The country's intestacy laws (wildly simplified): 1) Married with kids? Money goes to spouse and kids. 2) Married without kids? Money goes to spouse, but maybe some of it to parents, or brothers and sisters, or nephews and nieces. 3) Unmarried? Keep working down the following list until you find somebody alive to give the money to: kids, parents, brothers and sisters (or nephews and nieces), grandparents, uncles and aunts (or cousins), the Crown.
One of the duties of the trustees named in my will (hello to both of you) will be to dispose of all my worldly goods. That's not just any property I may own at the time of my death, but also all the crap I have stashed away around my house. All my CDs and books and gadgets and clothes should be quite easy to deal with, but I wonder what they'll do with all the boxes that are clogging up my spare room. I own loads of stuff that I wouldn't dream of throwing out because it means something to me, but that I can't imagine anybody else would want to keep after I'm gone. What will become of my cuddly womble, or my Top Trumps cards, or all those recorded-off-the-radio cassettes, or my geography exercise books, or that 1972 London bus map, or the notes to my best man's speech, or many hundreds of other items of useless ephemera? Probably best that I'm not around to find out.

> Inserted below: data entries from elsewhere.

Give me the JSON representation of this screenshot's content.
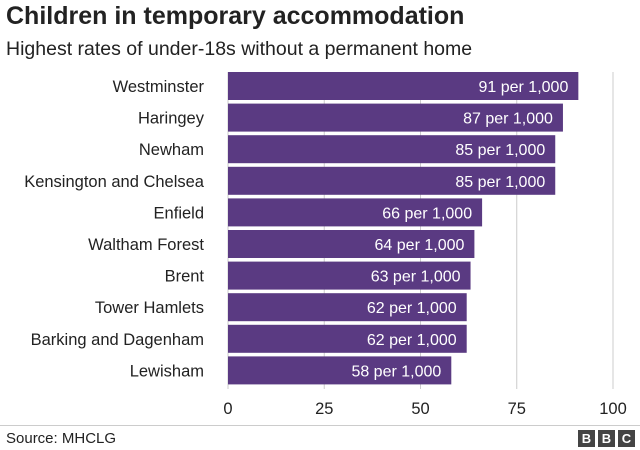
{
  "title": "Children in temporary accommodation",
  "subtitle": "Highest rates of under-18s without a permanent home",
  "source": "Source: MHCLG",
  "logo": [
    "B",
    "B",
    "C"
  ],
  "colors": {
    "bar": "#5a3a82",
    "text": "#222222",
    "grid": "#cccccc",
    "label": "#ffffff"
  },
  "chart_data": {
    "type": "bar",
    "orientation": "horizontal",
    "categories": [
      "Westminster",
      "Haringey",
      "Newham",
      "Kensington and Chelsea",
      "Enfield",
      "Waltham Forest",
      "Brent",
      "Tower Hamlets",
      "Barking and Dagenham",
      "Lewisham"
    ],
    "values": [
      91,
      87,
      85,
      85,
      66,
      64,
      63,
      62,
      62,
      58
    ],
    "data_labels": [
      "91 per 1,000",
      "87 per 1,000",
      "85 per 1,000",
      "85 per 1,000",
      "66 per 1,000",
      "64 per 1,000",
      "63 per 1,000",
      "62 per 1,000",
      "62 per 1,000",
      "58 per 1,000"
    ],
    "xlim": [
      0,
      100
    ],
    "xticks": [
      0,
      25,
      50,
      75,
      100
    ],
    "xlabel": "",
    "ylabel": "",
    "grid": true
  }
}
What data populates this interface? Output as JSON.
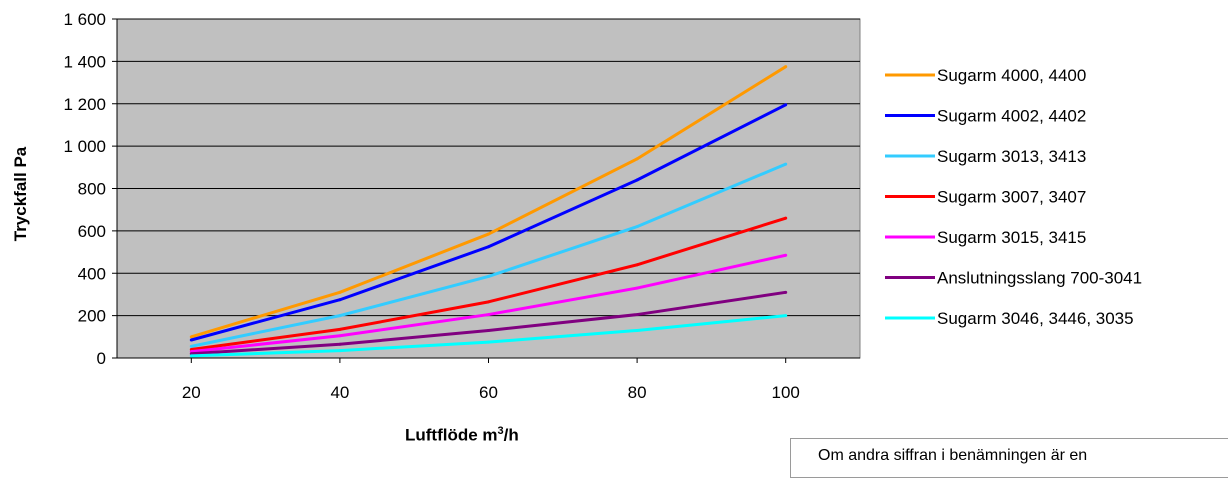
{
  "chart_data": {
    "type": "line",
    "title": "",
    "xlabel_main": "Luftflöde m",
    "xlabel_sup": "3",
    "xlabel_tail": "/h",
    "ylabel": "Tryckfall Pa",
    "xlim": [
      10,
      110
    ],
    "ylim": [
      0,
      1600
    ],
    "x_ticks": [
      "20",
      "40",
      "60",
      "80",
      "100"
    ],
    "y_ticks": [
      "0",
      "200",
      "400",
      "600",
      "800",
      "1 000",
      "1 200",
      "1 400",
      "1 600"
    ],
    "grid": "horizontal",
    "plot_background": "#c0c0c0",
    "legend_position": "right",
    "x": [
      20,
      40,
      60,
      80,
      100
    ],
    "series": [
      {
        "name": "Sugarm 4000, 4400",
        "color": "#ff9900",
        "values": [
          100,
          310,
          585,
          940,
          1375
        ]
      },
      {
        "name": "Sugarm 4002, 4402",
        "color": "#0000ff",
        "values": [
          85,
          275,
          525,
          840,
          1195
        ]
      },
      {
        "name": "Sugarm 3013, 3413",
        "color": "#33ccff",
        "values": [
          55,
          200,
          385,
          620,
          915
        ]
      },
      {
        "name": "Sugarm 3007, 3407",
        "color": "#ff0000",
        "values": [
          40,
          135,
          265,
          440,
          660
        ]
      },
      {
        "name": "Sugarm 3015, 3415",
        "color": "#ff00ff",
        "values": [
          30,
          105,
          205,
          330,
          485
        ]
      },
      {
        "name": "Anslutningsslang 700-3041",
        "color": "#800080",
        "values": [
          20,
          65,
          130,
          205,
          310
        ]
      },
      {
        "name": "Sugarm 3046, 3446, 3035",
        "color": "#00ffff",
        "values": [
          10,
          35,
          75,
          130,
          200
        ]
      }
    ]
  },
  "note": {
    "text": "Om andra siffran i benämningen är en"
  }
}
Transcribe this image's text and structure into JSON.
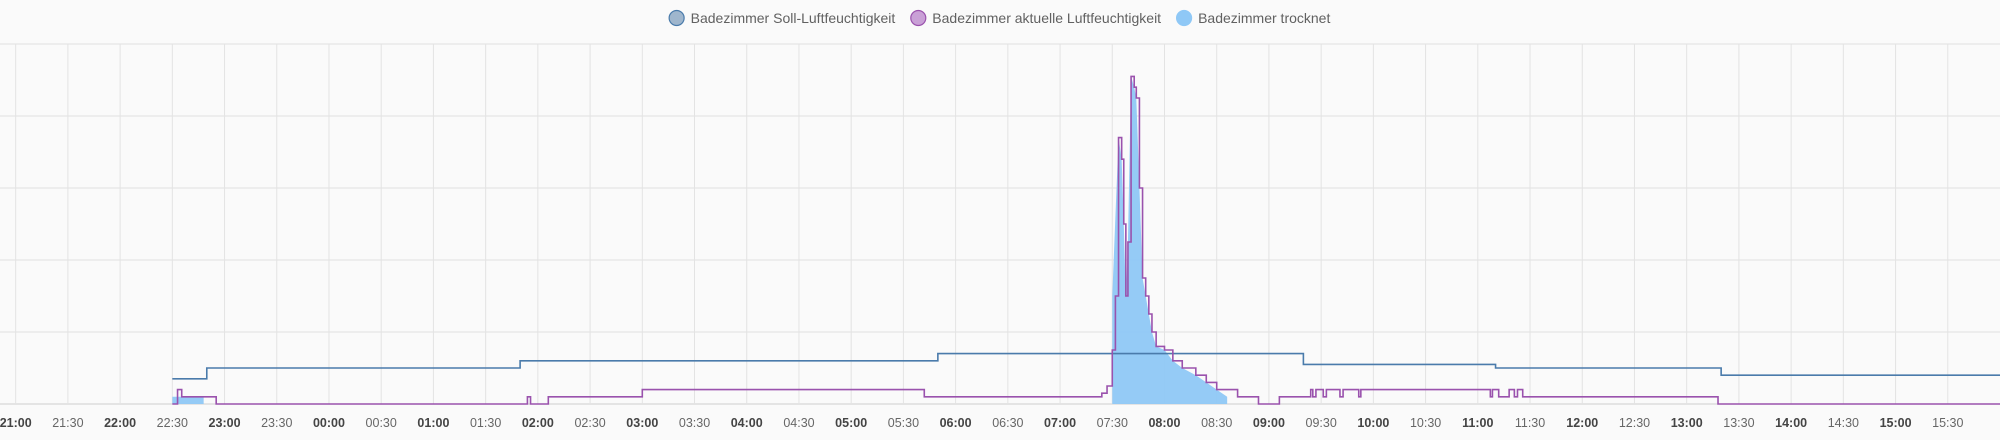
{
  "chart_data": {
    "type": "line",
    "title": "",
    "xlabel": "",
    "ylabel": "",
    "grid": true,
    "legend_placement": "top-center",
    "x_ticks": [
      {
        "label": "21:00",
        "bold": true
      },
      {
        "label": "21:30",
        "bold": false
      },
      {
        "label": "22:00",
        "bold": true
      },
      {
        "label": "22:30",
        "bold": false
      },
      {
        "label": "23:00",
        "bold": true
      },
      {
        "label": "23:30",
        "bold": false
      },
      {
        "label": "00:00",
        "bold": true
      },
      {
        "label": "00:30",
        "bold": false
      },
      {
        "label": "01:00",
        "bold": true
      },
      {
        "label": "01:30",
        "bold": false
      },
      {
        "label": "02:00",
        "bold": true
      },
      {
        "label": "02:30",
        "bold": false
      },
      {
        "label": "03:00",
        "bold": true
      },
      {
        "label": "03:30",
        "bold": false
      },
      {
        "label": "04:00",
        "bold": true
      },
      {
        "label": "04:30",
        "bold": false
      },
      {
        "label": "05:00",
        "bold": true
      },
      {
        "label": "05:30",
        "bold": false
      },
      {
        "label": "06:00",
        "bold": true
      },
      {
        "label": "06:30",
        "bold": false
      },
      {
        "label": "07:00",
        "bold": true
      },
      {
        "label": "07:30",
        "bold": false
      },
      {
        "label": "08:00",
        "bold": true
      },
      {
        "label": "08:30",
        "bold": false
      },
      {
        "label": "09:00",
        "bold": true
      },
      {
        "label": "09:30",
        "bold": false
      },
      {
        "label": "10:00",
        "bold": true
      },
      {
        "label": "10:30",
        "bold": false
      },
      {
        "label": "11:00",
        "bold": true
      },
      {
        "label": "11:30",
        "bold": false
      },
      {
        "label": "12:00",
        "bold": true
      },
      {
        "label": "12:30",
        "bold": false
      },
      {
        "label": "13:00",
        "bold": true
      },
      {
        "label": "13:30",
        "bold": false
      },
      {
        "label": "14:00",
        "bold": true
      },
      {
        "label": "14:30",
        "bold": false
      },
      {
        "label": "15:00",
        "bold": true
      },
      {
        "label": "15:30",
        "bold": false
      }
    ],
    "x_unit": "hours since 21:00",
    "xlim": [
      -0.15,
      19.0
    ],
    "ylim": [
      0,
      100
    ],
    "series": [
      {
        "name": "Badezimmer Soll-Luftfeuchtigkeit",
        "color": "#4a7bab",
        "fill": "#9fb6cd",
        "style": "step",
        "points": [
          [
            1.5,
            7
          ],
          [
            1.83,
            7
          ],
          [
            1.83,
            10
          ],
          [
            4.83,
            10
          ],
          [
            4.83,
            12
          ],
          [
            8.83,
            12
          ],
          [
            8.83,
            14
          ],
          [
            12.33,
            14
          ],
          [
            12.33,
            11
          ],
          [
            14.17,
            11
          ],
          [
            14.17,
            10
          ],
          [
            16.33,
            10
          ],
          [
            16.33,
            8
          ],
          [
            19.0,
            8
          ]
        ]
      },
      {
        "name": "Badezimmer aktuelle Luftfeuchtigkeit",
        "color": "#9a52ad",
        "fill": "#c9a0d6",
        "style": "step",
        "points": [
          [
            1.5,
            0
          ],
          [
            1.55,
            0
          ],
          [
            1.55,
            4
          ],
          [
            1.59,
            4
          ],
          [
            1.59,
            2
          ],
          [
            1.92,
            2
          ],
          [
            1.92,
            0
          ],
          [
            4.9,
            0
          ],
          [
            4.9,
            2
          ],
          [
            4.93,
            2
          ],
          [
            4.93,
            0
          ],
          [
            5.1,
            0
          ],
          [
            5.1,
            2
          ],
          [
            6.0,
            2
          ],
          [
            6.0,
            4
          ],
          [
            8.7,
            4
          ],
          [
            8.7,
            2
          ],
          [
            10.4,
            2
          ],
          [
            10.4,
            3
          ],
          [
            10.45,
            3
          ],
          [
            10.45,
            5
          ],
          [
            10.5,
            5
          ],
          [
            10.5,
            15
          ],
          [
            10.53,
            15
          ],
          [
            10.53,
            30
          ],
          [
            10.56,
            30
          ],
          [
            10.56,
            74
          ],
          [
            10.59,
            74
          ],
          [
            10.59,
            68
          ],
          [
            10.61,
            68
          ],
          [
            10.61,
            50
          ],
          [
            10.63,
            50
          ],
          [
            10.63,
            30
          ],
          [
            10.65,
            30
          ],
          [
            10.65,
            45
          ],
          [
            10.68,
            45
          ],
          [
            10.68,
            91
          ],
          [
            10.71,
            91
          ],
          [
            10.71,
            88
          ],
          [
            10.73,
            88
          ],
          [
            10.73,
            85
          ],
          [
            10.76,
            85
          ],
          [
            10.76,
            60
          ],
          [
            10.79,
            60
          ],
          [
            10.79,
            35
          ],
          [
            10.82,
            35
          ],
          [
            10.82,
            30
          ],
          [
            10.85,
            30
          ],
          [
            10.85,
            25
          ],
          [
            10.88,
            25
          ],
          [
            10.88,
            20
          ],
          [
            10.92,
            20
          ],
          [
            10.92,
            16
          ],
          [
            11.0,
            16
          ],
          [
            11.0,
            15
          ],
          [
            11.08,
            15
          ],
          [
            11.08,
            12
          ],
          [
            11.17,
            12
          ],
          [
            11.17,
            10
          ],
          [
            11.3,
            10
          ],
          [
            11.3,
            8
          ],
          [
            11.4,
            8
          ],
          [
            11.4,
            6
          ],
          [
            11.5,
            6
          ],
          [
            11.5,
            4
          ],
          [
            11.7,
            4
          ],
          [
            11.7,
            2
          ],
          [
            11.9,
            2
          ],
          [
            11.9,
            0
          ],
          [
            12.1,
            0
          ],
          [
            12.1,
            2
          ],
          [
            12.4,
            2
          ],
          [
            12.4,
            4
          ],
          [
            12.42,
            4
          ],
          [
            12.42,
            2
          ],
          [
            12.45,
            2
          ],
          [
            12.45,
            4
          ],
          [
            12.52,
            4
          ],
          [
            12.52,
            2
          ],
          [
            12.55,
            2
          ],
          [
            12.55,
            4
          ],
          [
            12.68,
            4
          ],
          [
            12.68,
            2
          ],
          [
            12.71,
            2
          ],
          [
            12.71,
            4
          ],
          [
            12.86,
            4
          ],
          [
            12.86,
            2
          ],
          [
            12.88,
            2
          ],
          [
            12.88,
            4
          ],
          [
            14.12,
            4
          ],
          [
            14.12,
            2
          ],
          [
            14.14,
            2
          ],
          [
            14.14,
            4
          ],
          [
            14.2,
            4
          ],
          [
            14.2,
            2
          ],
          [
            14.3,
            2
          ],
          [
            14.3,
            4
          ],
          [
            14.35,
            4
          ],
          [
            14.35,
            2
          ],
          [
            14.38,
            2
          ],
          [
            14.38,
            4
          ],
          [
            14.43,
            4
          ],
          [
            14.43,
            2
          ],
          [
            16.3,
            2
          ],
          [
            16.3,
            0
          ],
          [
            19.0,
            0
          ]
        ]
      },
      {
        "name": "Badezimmer trocknet",
        "color": "#8fc8f6",
        "fill": "#8fc8f6",
        "style": "area",
        "segments": [
          [
            [
              1.5,
              2
            ],
            [
              1.8,
              2
            ]
          ],
          [
            [
              10.5,
              30
            ],
            [
              10.56,
              74
            ],
            [
              10.59,
              68
            ],
            [
              10.61,
              50
            ],
            [
              10.63,
              30
            ],
            [
              10.65,
              45
            ],
            [
              10.68,
              91
            ],
            [
              10.71,
              88
            ],
            [
              10.73,
              85
            ],
            [
              10.76,
              60
            ],
            [
              10.79,
              35
            ],
            [
              10.82,
              30
            ],
            [
              10.85,
              25
            ],
            [
              10.88,
              20
            ],
            [
              10.92,
              16
            ],
            [
              11.0,
              15
            ],
            [
              11.08,
              12
            ],
            [
              11.17,
              10
            ],
            [
              11.3,
              8
            ],
            [
              11.4,
              6
            ],
            [
              11.5,
              4
            ],
            [
              11.6,
              2
            ]
          ]
        ]
      }
    ]
  }
}
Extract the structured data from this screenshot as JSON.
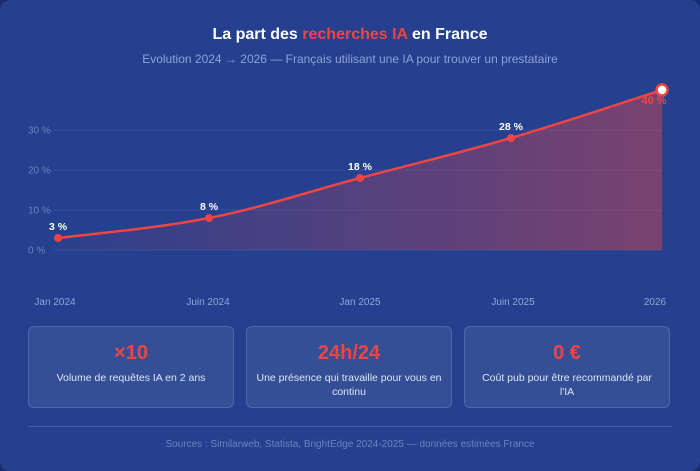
{
  "title": {
    "before": "La part des ",
    "highlight": "recherches IA",
    "after": " en France"
  },
  "subtitle": "Evolution 2024 → 2026 — Français utilisant une IA pour trouver un prestataire",
  "chart_data": {
    "type": "area",
    "categories": [
      "Jan 2024",
      "Juin 2024",
      "Jan 2025",
      "Juin 2025",
      "2026"
    ],
    "values": [
      3,
      8,
      18,
      28,
      40
    ],
    "data_labels": [
      "3 %",
      "8 %",
      "18 %",
      "28 %",
      "40 %"
    ],
    "y_ticks": [
      {
        "value": 0,
        "label": "0 %"
      },
      {
        "value": 10,
        "label": "10 %"
      },
      {
        "value": 20,
        "label": "20 %"
      },
      {
        "value": 30,
        "label": "30 %"
      }
    ],
    "ylim": [
      0,
      40
    ],
    "grid": true,
    "colors": {
      "line": "#ef4444",
      "grid": "#3a56a3",
      "last_point_fill": "#ffffff"
    }
  },
  "stats": [
    {
      "value": "×10",
      "label": "Volume de requêtes IA en 2 ans"
    },
    {
      "value": "24h/24",
      "label": "Une présence qui travaille pour vous en continu"
    },
    {
      "value": "0 €",
      "label": "Coût pub pour être recommandé par l'IA"
    }
  ],
  "sources": "Sources : Similarweb, Statista, BrightEdge 2024-2025 — données estimées France"
}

But I do hope that whoever sorts out my affairs will search carefully before they bin everything. I'd hate them to miss my grandmother's teenage autograph book, or the announcement of my father's christening in the local church magazine, or my tiny maternity ward wristband, or the Coronation edition Radio Times, or my complete set of 10 Red Nose Day red noses, amongst several other hidden treasures. Do please have a thorough rummage before you chuck the lot, won't you? Just, er, don't look in the third box down on the right, because that one's probably best burnt <cough> unopened.